17. Human speech and languages did not evolve - in fact the best evidence is that languages "devolve". Speech is uniquely human. Furthermore, studies of 36 documented cases of children raised without human contact show that speech appears to be learned only from other humans. Apparently, humans do not automatically speak. If so, the first humans must have been endowed with a speaking ability (intelligent input). There is no evidence that speech has evolved.
The author of the list must not read up on the latest discoveries. Here is an article from Science (from 2004) that discusses this very topic.
18. Codes and programs (DNA and the genetic code) are produced only by intelligence. No natural process has ever been observed to produce a program.
Well, this is interesting. The author once again is trying to make evolution responsible for explaining the origin of life. Since there is a viable explanation for how natural processes can be responsible for changing the "program", it really isn't a great leap to think that a natural process might be responsible for the program to begin with.
19. The existence of similarities between different forms of life implies a common designer, not a common ancestor. One would not, for example, assume that a submarine evolved into an "amphibious" seaplane, which in turn evolved into a passenger airliner. All might have common features such as propellers, internal combustion engines, and metal frameworks - but this is simply an indication of a common intelligent designer (man), not a common ancestor (the submarine).
What, exactly, invalidates the concept of common descent when you see similar features in ancestor species? Wishful thinking?

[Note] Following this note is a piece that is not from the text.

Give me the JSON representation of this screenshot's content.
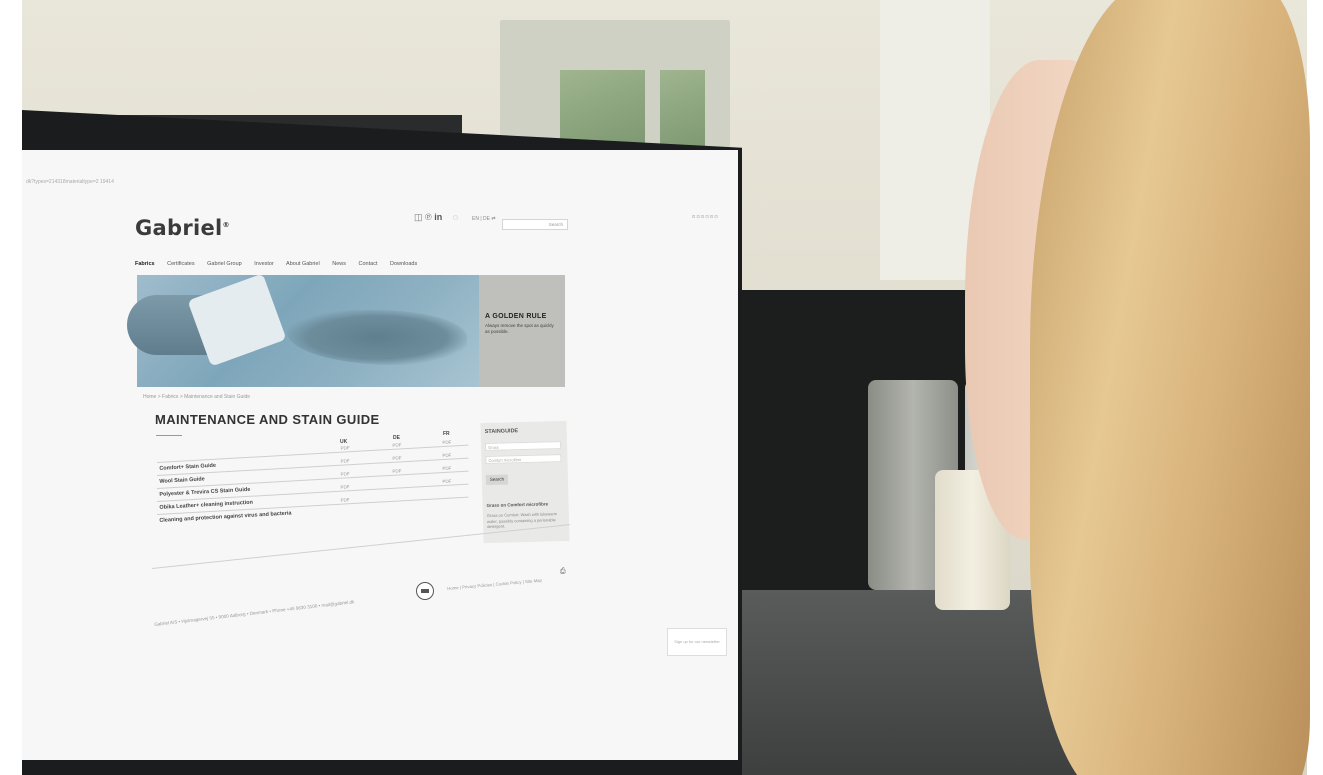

20. Many single-celled forms of life exist, but there are no known forms of animal life with 2, 3, 4 or 5 cells, and the forms of life with 6 to 20 cells are parasites. If evolution occurred, one should find many forms of life with 2 to 20 cells as transitional forms between one-celled and many-celled organisms.
Another claim of what they think we should expect, without an explanation of why we should. I see no reason to think that 2 celled organisms are necessary for evolution to be true, or that evolution even predicts that any would exist.
Might I suggest you be the first to organise a family reunion barbeque...just because.